A lawsuit being brought by a smokers’-rights group in Malaysia against a nationwide ban on tobacco smoking in public places has left some people, including some tobacco consumers, asking whether smoking is a protected right, according to a story by Yiswaree Palansamy for the Malay Mail.

Ahead of the court case, several lawyers reportedly told the Mail that the Federal Constitution did not protect the right to smoke in public, and that a ban could not be deemed unconstitutional because it was in the interests of public health.

“This is a very bizarre lawsuit,” lawyers for Liberty executive director Latheefa Koya were said to have told the Mail.

“There is no such guarantee, whether express or implied, of the right to smoke in public places in the Federal Constitution.

“There is also no right under the Constitution that allows individuals to pollute the air with cigarette smoke.
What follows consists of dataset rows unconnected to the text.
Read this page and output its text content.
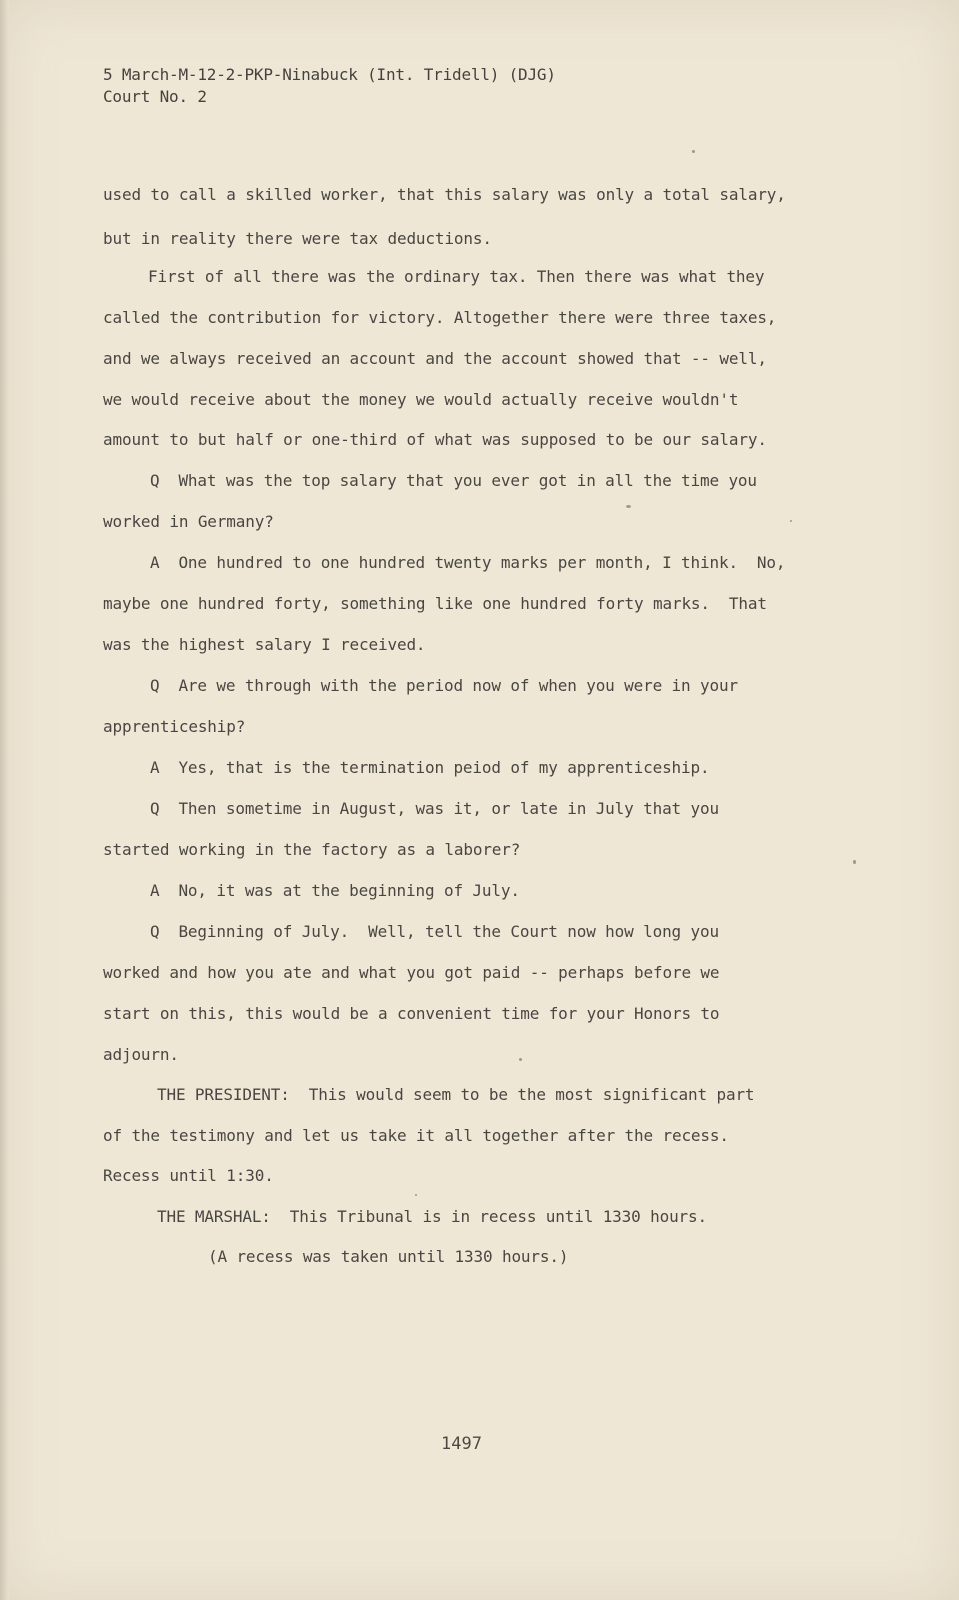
5 March-M-12-2-PKP-Ninabuck (Int. Tridell) (DJG)
Court No. 2
used to call a skilled worker, that this salary was only a total salary,
but in reality there were tax deductions.
First of all there was the ordinary tax. Then there was what they
called the contribution for victory. Altogether there were three taxes,
and we always received an account and the account showed that -- well,
we would receive about the money we would actually receive wouldn't
amount to but half or one-third of what was supposed to be our salary.
Q  What was the top salary that you ever got in all the time you
worked in Germany?
A  One hundred to one hundred twenty marks per month, I think.  No,
maybe one hundred forty, something like one hundred forty marks.  That
was the highest salary I received.
Q  Are we through with the period now of when you were in your
apprenticeship?
A  Yes, that is the termination peiod of my apprenticeship.
Q  Then sometime in August, was it, or late in July that you
started working in the factory as a laborer?
A  No, it was at the beginning of July.
Q  Beginning of July.  Well, tell the Court now how long you
worked and how you ate and what you got paid -- perhaps before we
start on this, this would be a convenient time for your Honors to
adjourn.
THE PRESIDENT:  This would seem to be the most significant part
of the testimony and let us take it all together after the recess.
Recess until 1:30.
THE MARSHAL:  This Tribunal is in recess until 1330 hours.
(A recess was taken until 1330 hours.)
1497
It is impossible to understand how the ban can be unconstitutional.”

Latheefa added that the prospect of the group’s winning its case was low.
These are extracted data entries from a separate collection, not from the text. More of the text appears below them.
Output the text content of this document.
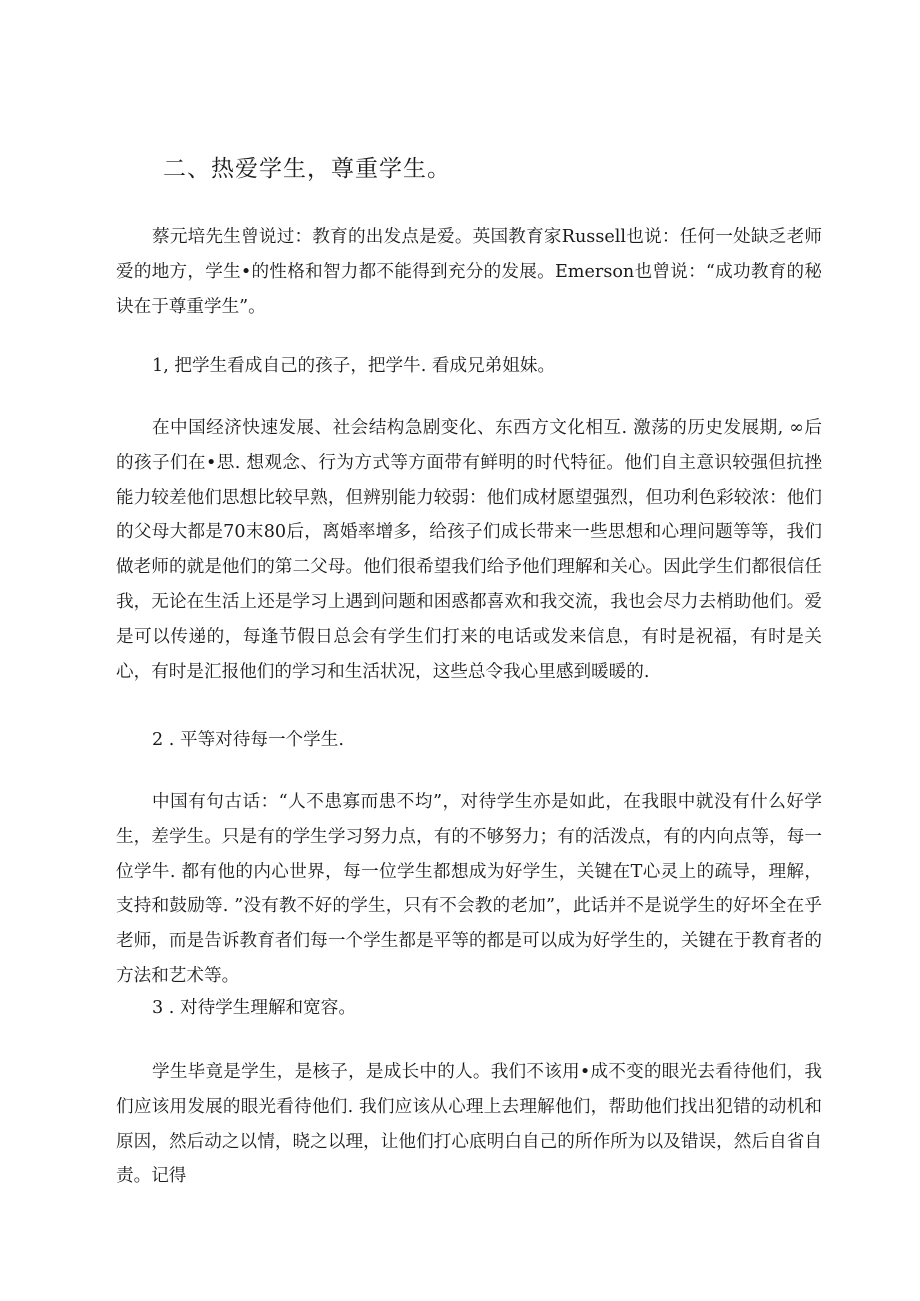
二、热爱学生，尊重学生。

蔡元培先生曾说过：教育的出发点是爱。英国教育家Russell也说：任何一处缺乏老师爱的地方，学生•的性格和智力都不能得到充分的发展。Emerson也曾说：“成功教育的秘诀在于尊重学生”。

1, 把学生看成自己的孩子，把学牛. 看成兄弟姐妹。

在中国经济快速发展、社会结构急剧变化、东西方文化相互. 激荡的历史发展期, ∞后的孩子们在•思. 想观念、行为方式等方面带有鲜明的时代特征。他们自主意识较强但抗挫能力较差他们思想比较早熟，但辨别能力较弱：他们成材愿望强烈，但功利色彩较浓：他们的父母大都是70末80后，离婚率增多，给孩子们成长带来一些思想和心理问题等等，我们做老师的就是他们的第二父母。他们很希望我们给予他们理解和关心。因此学生们都很信任我，无论在生活上还是学习上遇到问题和困惑都喜欢和我交流，我也会尽力去梢助他们。爱是可以传递的，每逢节假日总会有学生们打来的电话或发来信息，有时是祝福，有时是关心，有时是汇报他们的学习和生活状况，这些总令我心里感到暖暖的.

2 . 平等对待每一个学生.

中国有句古话：“人不患寡而患不均”，对待学生亦是如此，在我眼中就没有什么好学生，差学生。只是有的学生学习努力点，有的不够努力；有的活泼点，有的内向点等，每一位学牛. 都有他的内心世界，每一位学生都想成为好学生，关键在T心灵上的疏导，理解，支持和鼓励等. ”没有教不好的学生，只有不会教的老加”，此话并不是说学生的好坏全在乎老师，而是告诉教育者们每一个学生都是平等的都是可以成为好学生的，关键在于教育者的方法和艺术等。

3 . 对待学生理解和宽容。

学生毕竟是学生，是核子，是成长中的人。我们不该用•成不变的眼光去看待他们，我们应该用发展的眼光看待他们. 我们应该从心理上去理解他们，帮助他们找出犯错的动机和原因，然后动之以情，晓之以理，让他们打心底明白自己的所作所为以及错误，然后自省自责。记得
“Their argument that smokers will be isolated is absurd – because they can still visit and eat at all public eating places so long as they don’t smoke,” she said.
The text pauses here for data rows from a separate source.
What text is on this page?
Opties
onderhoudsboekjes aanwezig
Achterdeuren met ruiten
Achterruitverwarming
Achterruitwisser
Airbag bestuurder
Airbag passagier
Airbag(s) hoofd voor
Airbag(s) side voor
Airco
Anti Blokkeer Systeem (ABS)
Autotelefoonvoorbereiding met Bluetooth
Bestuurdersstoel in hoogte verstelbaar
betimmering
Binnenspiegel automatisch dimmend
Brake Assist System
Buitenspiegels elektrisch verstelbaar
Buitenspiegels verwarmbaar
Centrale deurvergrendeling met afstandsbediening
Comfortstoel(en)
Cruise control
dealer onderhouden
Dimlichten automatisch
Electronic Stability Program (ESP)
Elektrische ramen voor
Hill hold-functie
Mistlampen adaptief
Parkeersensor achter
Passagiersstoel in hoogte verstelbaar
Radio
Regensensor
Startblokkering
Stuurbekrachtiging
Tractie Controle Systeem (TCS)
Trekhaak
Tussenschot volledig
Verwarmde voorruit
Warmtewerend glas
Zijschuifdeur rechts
“Furthermore, it is the duty of the government to ensure that members of the public are protected from the harmful pollutants in cigarette smoke.

“The pernicious effects of second-hand smoke are scientifically well documented.”

Meanwhile, the civil liberties lawyer Syahredzan Johan said the group could argue that the ban was a breach of fundamental rights, but he was unconvinced by this argument.

“It is a weak argument because in the first place, there is no fundamental right to smoke,” he said.

Despite that, the political secretary to DAP [Democratic Action Party] MP Lim Kit Siang said the group was left with one recourse on which to base its legal challenge – irrationality.

“It goes back to whether it is reasonable or not,” said Syahredzan. “That’s the only leg that they can stand on: where there is a concept of irrationality.

“When you’re seeking a judicial review, that is the usual ground that you rely on – things like procedural impropriety.”